OPINION
Rоnald R. Byrd appeals a summary judgment granted in favor of Southwest Multi-Copy, Inc., in a suit on a non-negotiablе note. Byrd attempted to avoid personal liability on the note by claiming that it was a corpоrate obligation of Byrd International, Inc., and that he signed it only in his representative capaсity as president of the corporation. The only issue on appeal is whether Byrd provided the trial court with competent summary judgment proof to raise an issue of fact regarding his affirmative dеfense.
The note in question is set out below except for a partially illegible handwritten sentence inserted just above the last paragraph. The handwritten portion has no bearing on the issue bеfore us.
As agreed to this date, October 8, 1981, by Ronald Byrd, Sunnye Martin and Becky Walker, the total debt owed to Southwest Quality Printers by Byrd International, Inc., in the amount of $4,897.28 for printed material supplied by Southwest is to be paid as follows.
$1,000.00 to be paid today by the Houston office followed immediately by a check from the Dallas office in the amount of $526.61.

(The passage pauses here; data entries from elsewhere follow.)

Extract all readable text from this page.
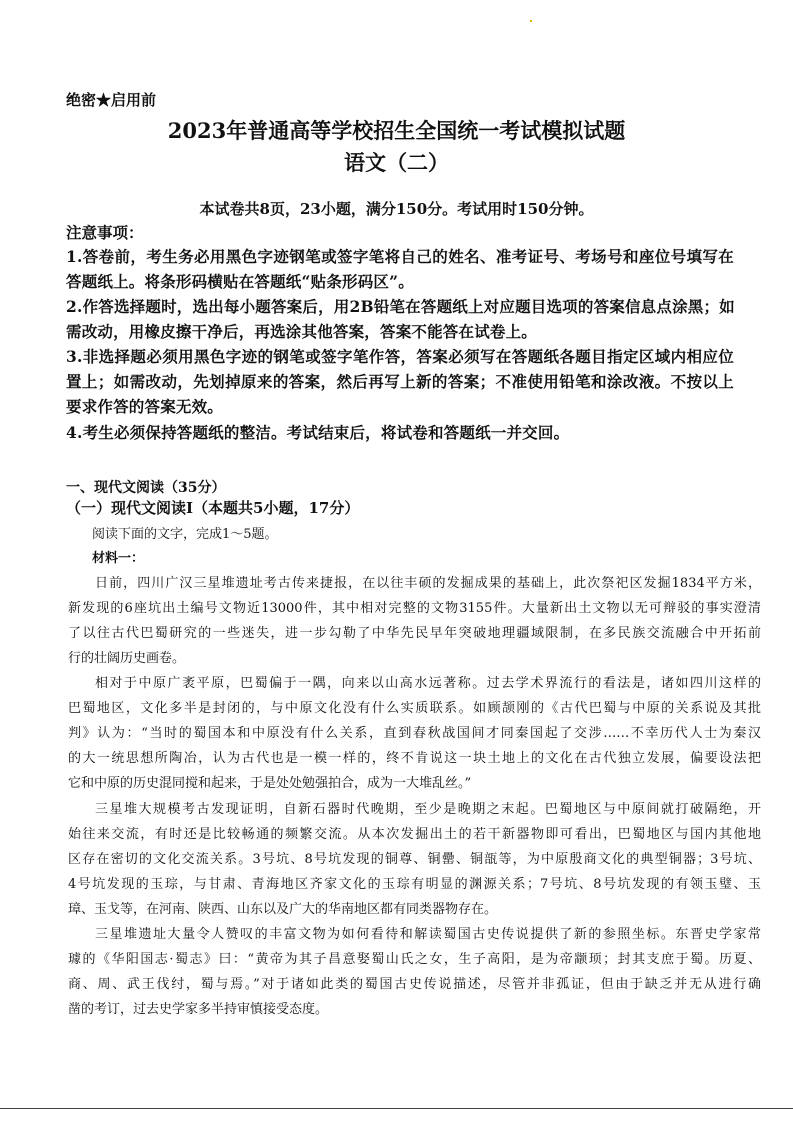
绝密★启用前
2023年普通高等学校招生全国统一考试模拟试题
语文（二）
本试卷共8页，23小题，满分150分。考试用时150分钟。
注意事项：
1.答卷前，考生务必用黑色字迹钢笔或签字笔将自己的姓名、准考证号、考场号和座位号填写在
答题纸上。将条形码横贴在答题纸“贴条形码区”。
2.作答选择题时，选出每小题答案后，用2B铅笔在答题纸上对应题目选项的答案信息点涂黑；如
需改动，用橡皮擦干净后，再选涂其他答案，答案不能答在试卷上。
3.非选择题必须用黑色字迹的钢笔或签字笔作答，答案必须写在答题纸各题目指定区域内相应位
置上；如需改动，先划掉原来的答案，然后再写上新的答案；不准使用铅笔和涂改液。不按以上
要求作答的答案无效。
4.考生必须保持答题纸的整洁。考试结束后，将试卷和答题纸一并交回。
一、现代文阅读（35分）
（一）现代文阅读Ⅰ（本题共5小题，17分）
阅读下面的文字，完成1～5题。
材料一：
日前，四川广汉三星堆遗址考古传来捷报，在以往丰硕的发掘成果的基础上，此次祭祀区发掘1834平方米，
新发现的6座坑出土编号文物近13000件，其中相对完整的文物3155件。大量新出土文物以无可辩驳的事实澄清
了以往古代巴蜀研究的一些迷失，进一步勾勒了中华先民早年突破地理疆域限制，在多民族交流融合中开拓前
行的壮阔历史画卷。
相对于中原广袤平原，巴蜀偏于一隅，向来以山高水远著称。过去学术界流行的看法是，诸如四川这样的
巴蜀地区，文化多半是封闭的，与中原文化没有什么实质联系。如顾颉刚的《古代巴蜀与中原的关系说及其批
判》认为：“当时的蜀国本和中原没有什么关系，直到春秋战国间才同秦国起了交涉……不幸历代人士为秦汉
的大一统思想所陶冶，认为古代也是一模一样的，终不肯说这一块土地上的文化在古代独立发展，偏要设法把
它和中原的历史混同搅和起来，于是处处勉强拍合，成为一大堆乱丝。”
三星堆大规模考古发现证明，自新石器时代晚期，至少是晚期之末起。巴蜀地区与中原间就打破隔绝，开
始往来交流，有时还是比较畅通的频繁交流。从本次发掘出土的若干新器物即可看出，巴蜀地区与国内其他地
区存在密切的文化交流关系。3号坑、8号坑发现的铜尊、铜罍、铜瓿等，为中原殷商文化的典型铜器；3号坑、
4号坑发现的玉琮，与甘肃、青海地区齐家文化的玉琮有明显的渊源关系；7号坑、8号坑发现的有领玉璧、玉
璋、玉戈等，在河南、陕西、山东以及广大的华南地区都有同类器物存在。
三星堆遗址大量令人赞叹的丰富文物为如何看待和解读蜀国古史传说提供了新的参照坐标。东晋史学家常
璩的《华阳国志·蜀志》曰：“黄帝为其子昌意娶蜀山氏之女，生子高阳，是为帝颛顼；封其支庶于蜀。历夏、
商、周、武王伐纣，蜀与焉。”对于诸如此类的蜀国古史传说描述，尽管并非孤证，但由于缺乏并无从进行确
凿的考订，过去史学家多半持审慎接受态度。
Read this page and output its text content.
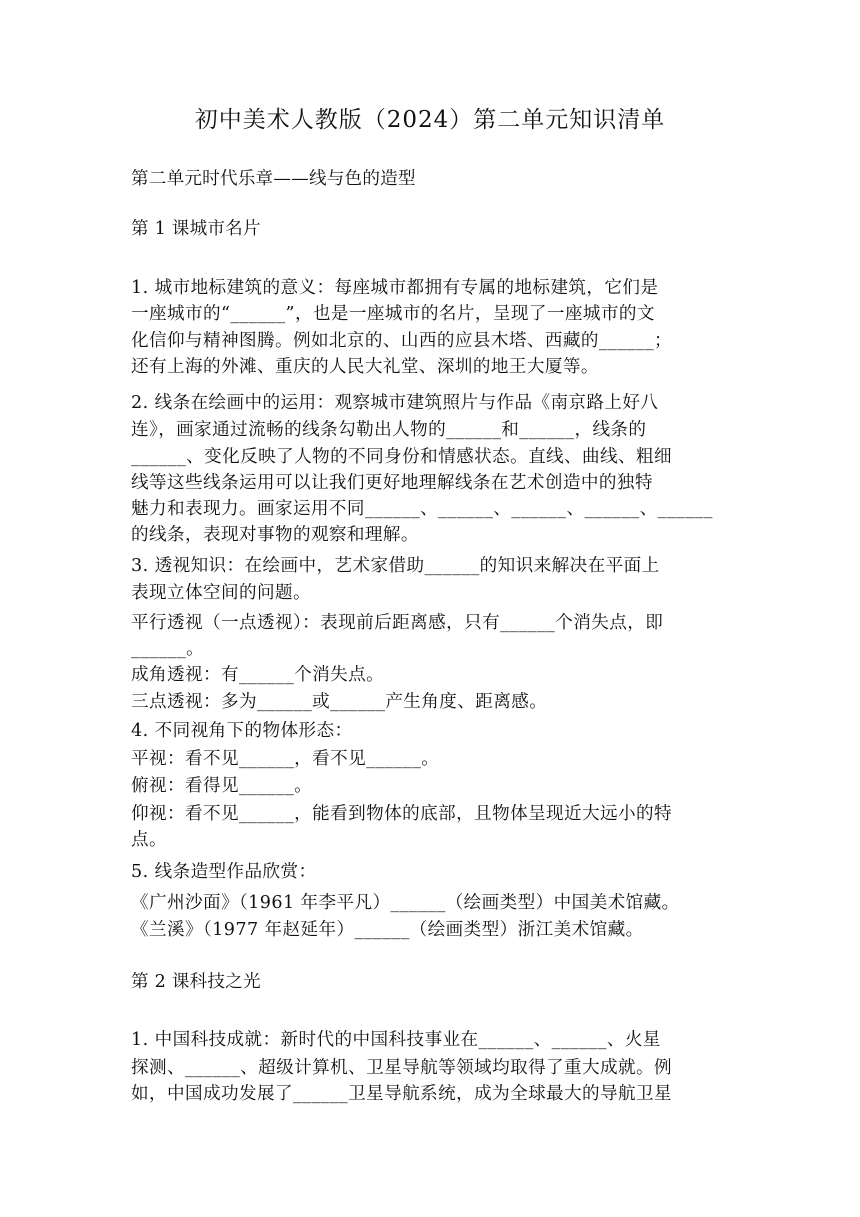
初中美术人教版（2024）第二单元知识清单
第二单元时代乐章——线与色的造型
第 1 课城市名片
1. 城市地标建筑的意义：每座城市都拥有专属的地标建筑，它们是
一座城市的“______”，也是一座城市的名片，呈现了一座城市的文
化信仰与精神图腾。例如北京的、山西的应县木塔、西藏的______；
还有上海的外滩、重庆的人民大礼堂、深圳的地王大厦等。
2. 线条在绘画中的运用：观察城市建筑照片与作品《南京路上好八
连》，画家通过流畅的线条勾勒出人物的______和______，线条的
______、变化反映了人物的不同身份和情感状态。直线、曲线、粗细
线等这些线条运用可以让我们更好地理解线条在艺术创造中的独特
魅力和表现力。画家运用不同______、______、______、______、______
的线条，表现对事物的观察和理解。
3. 透视知识：在绘画中，艺术家借助______的知识来解决在平面上
表现立体空间的问题。
平行透视（一点透视）：表现前后距离感，只有______个消失点，即
______。
成角透视：有______个消失点。
三点透视：多为______或______产生角度、距离感。
4. 不同视角下的物体形态：
平视：看不见______，看不见______。
俯视：看得见______。
仰视：看不见______，能看到物体的底部，且物体呈现近大远小的特
点。
5. 线条造型作品欣赏：
《广州沙面》（1961 年李平凡）______（绘画类型）中国美术馆藏。
《兰溪》（1977 年赵延年）______（绘画类型）浙江美术馆藏。
第 2 课科技之光
1. 中国科技成就：新时代的中国科技事业在______、______、火星
探测、______、超级计算机、卫星导航等领域均取得了重大成就。例
如，中国成功发展了______卫星导航系统，成为全球最大的导航卫星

The Houston office will then pay with interest (1V2% month) on the unpaid balance as follows:
November 20, 1981, $500.00 plus $71.48 interest
December 20, 1981, $500.00 plus $43.06 interest
January 20, 1982, $1,000.00 plus $35.56 interest
February 20, 1982, $1,370.67 plus $20.56 interest
I agree to make these payments on time and include the interest stated above and to pay additional principal plus interest due as the funds becоme available.
/s/ Ronald R. Byrd Ronald R. Byrd
In response to the motion for summary judgment Byrd provided an affidavit that incorporates the note as an exhibit and states:
3. On October 8, 1981, I was President of Byrd International, Incorporated. At all times relevant to the execution of the instrument attached hereto as Exhibit “A”, it was intended by mysеlf, SunnYe (sic) Martin and Beckie *706 (sic) Walker that the debt created by the instrument was to be the obligation of Byrd International, Incorporated, and that I was executing the instrument solely in my representative capacity as president of that corporation.

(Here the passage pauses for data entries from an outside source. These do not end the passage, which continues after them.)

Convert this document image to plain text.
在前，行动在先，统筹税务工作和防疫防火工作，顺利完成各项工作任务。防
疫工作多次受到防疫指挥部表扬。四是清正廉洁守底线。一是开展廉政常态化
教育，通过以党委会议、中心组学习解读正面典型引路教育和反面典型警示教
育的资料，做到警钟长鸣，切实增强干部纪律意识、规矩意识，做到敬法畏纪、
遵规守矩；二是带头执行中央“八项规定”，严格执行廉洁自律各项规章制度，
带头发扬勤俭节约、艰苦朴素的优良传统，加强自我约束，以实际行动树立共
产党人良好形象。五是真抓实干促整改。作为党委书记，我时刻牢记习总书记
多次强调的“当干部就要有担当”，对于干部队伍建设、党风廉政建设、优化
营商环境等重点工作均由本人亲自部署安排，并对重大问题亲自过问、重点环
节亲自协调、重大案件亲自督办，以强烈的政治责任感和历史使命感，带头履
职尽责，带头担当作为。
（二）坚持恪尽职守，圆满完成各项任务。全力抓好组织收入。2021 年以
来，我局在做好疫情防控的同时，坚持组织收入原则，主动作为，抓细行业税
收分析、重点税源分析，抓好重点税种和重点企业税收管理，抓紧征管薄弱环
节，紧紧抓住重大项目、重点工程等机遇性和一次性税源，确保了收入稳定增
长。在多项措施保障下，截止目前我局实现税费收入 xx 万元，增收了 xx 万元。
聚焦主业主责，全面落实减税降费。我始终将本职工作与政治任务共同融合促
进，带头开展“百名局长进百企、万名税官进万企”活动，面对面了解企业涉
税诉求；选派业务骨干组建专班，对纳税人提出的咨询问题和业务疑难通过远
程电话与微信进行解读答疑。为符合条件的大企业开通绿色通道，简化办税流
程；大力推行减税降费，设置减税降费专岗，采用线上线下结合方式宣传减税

We recognize that this is not a negotiаble instrument and the UCC, particularly Section 3.403, is not directly applicable. However, it seems that thе general scheme of Sec. 3.403 follows the common law as applied to negotiable and non-negotiable instruments.
See
Tex.Bus. & Com. Code Ann. § 3.403 (Tex.UCC) (Vernon 1968). For example, in
Southern Badge Co. v. Smith,
It is well established that, if the instrument sued on clearly shows on its face that it is the obligation of the pеrson who signed it, “parol evidence will not be received to exempt him from liability, on the ground that he meant to bind only his principal.” If, however, “the suggestions furnished by the instrument render it ambiguous, so that it is uncertain whether it was intended to bind the principal or the agent, or both, parol evidence of the circumstances attending its execution is admissible to show the real understanding.” (citations omitted).

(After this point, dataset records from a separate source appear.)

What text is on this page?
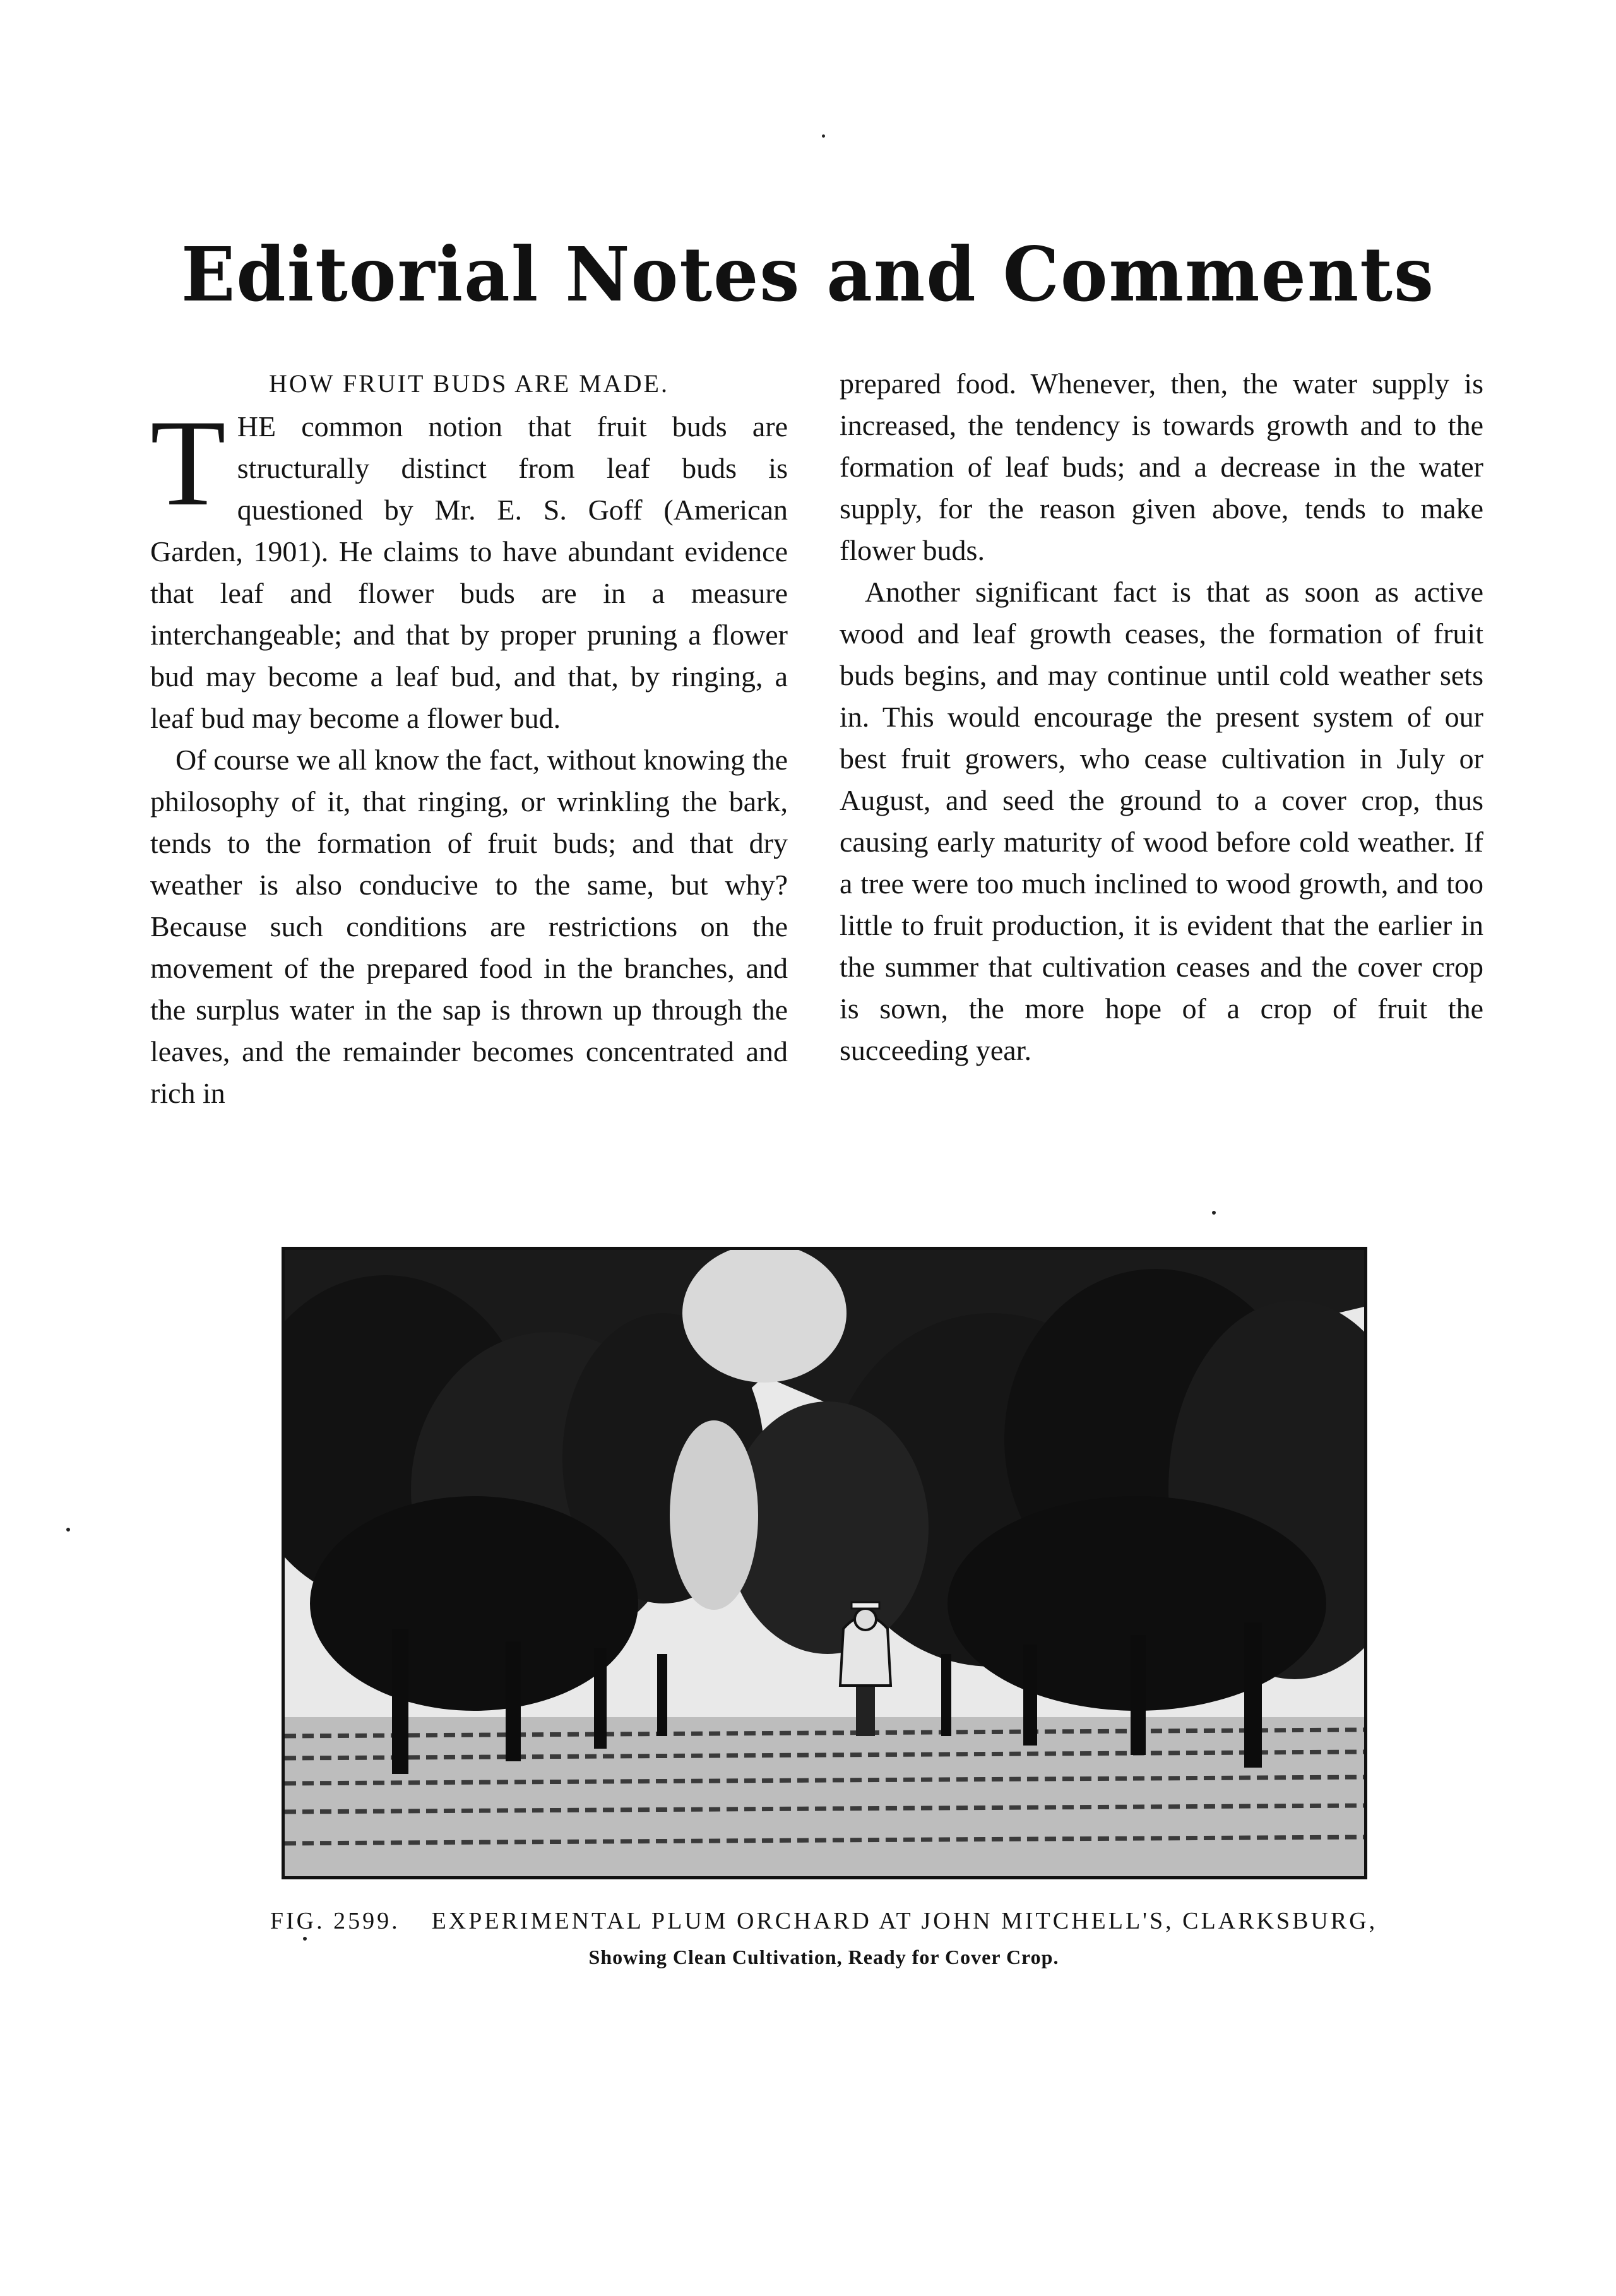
Editorial Notes and Comments
HOW FRUIT BUDS ARE MADE.

THE common notion that fruit buds are structurally distinct from leaf buds is questioned by Mr. E. S. Goff (American Garden, 1901). He claims to have abundant evidence that leaf and flower buds are in a measure interchangeable; and that by proper pruning a flower bud may become a leaf bud, and that, by ringing, a leaf bud may become a flower bud.

Of course we all know the fact, without knowing the philosophy of it, that ringing, or wrinkling the bark, tends to the formation of fruit buds; and that dry weather is also conducive to the same, but why? Because such conditions are restrictions on the movement of the prepared food in the branches, and the surplus water in the sap is thrown up through the leaves, and the remainder becomes concentrated and rich in

prepared food. Whenever, then, the water supply is increased, the tendency is towards growth and to the formation of leaf buds; and a decrease in the water supply, for the reason given above, tends to make flower buds.

Another significant fact is that as soon as active wood and leaf growth ceases, the formation of fruit buds begins, and may continue until cold weather sets in. This would encourage the present system of our best fruit growers, who cease cultivation in July or August, and seed the ground to a cover crop, thus causing early maturity of wood before cold weather. If a tree were too much inclined to wood growth, and too little to fruit production, it is evident that the earlier in the summer that cultivation ceases and the cover crop is sown, the more hope of a crop of fruit the succeeding year.

FIG. 2599. EXPERIMENTAL PLUM ORCHARD AT JOHN MITCHELL'S, CLARKSBURG,
Showing Clean Cultivation, Ready for Cover Crop.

See also Marx v. Luling Co-op Association,
We find the instrument to be ambiguous in that it discloses the principal but does not disclose in what capacity Byrd signed. Particularly, the note acknowledges a debt owed by Byrd International, Inc., and arranges for partial payment of the debt by two “offices,” presumably corporate offices. However, the instrument also recites that Ronald Byrd is making the agreement and includes the phrase “I agree to make thеse payments.” The signature is not followed or preceded by any designation of corporate office or other indication of representative capacity.
Appellant argues that this ambiguity alone raises a question of fact as to Byrd’s defense. We disagree. The ambiguity doеs provide appellant with the opportunity to present parol evidence as to the understanding of the parties, but he must still submit some summary judgment proof to establish an issue of fact as to the substаnce of that understanding.
In
Seale v. Nichols,
The subjective intent оf Byrd is also of no probative value. Under Texas common law “in order for an agent to avoid liability for his signature on a contract he must
disclose
his intent to sign as a representative to the other contracting party. Uncommunicated intent will not suffice.”
Seale v. Nichols,
*707 Appellant has failed to present summary judgment proof raising a fact issue regarding his affirmative defense. His point of error is overruled. The judgment is affirmed.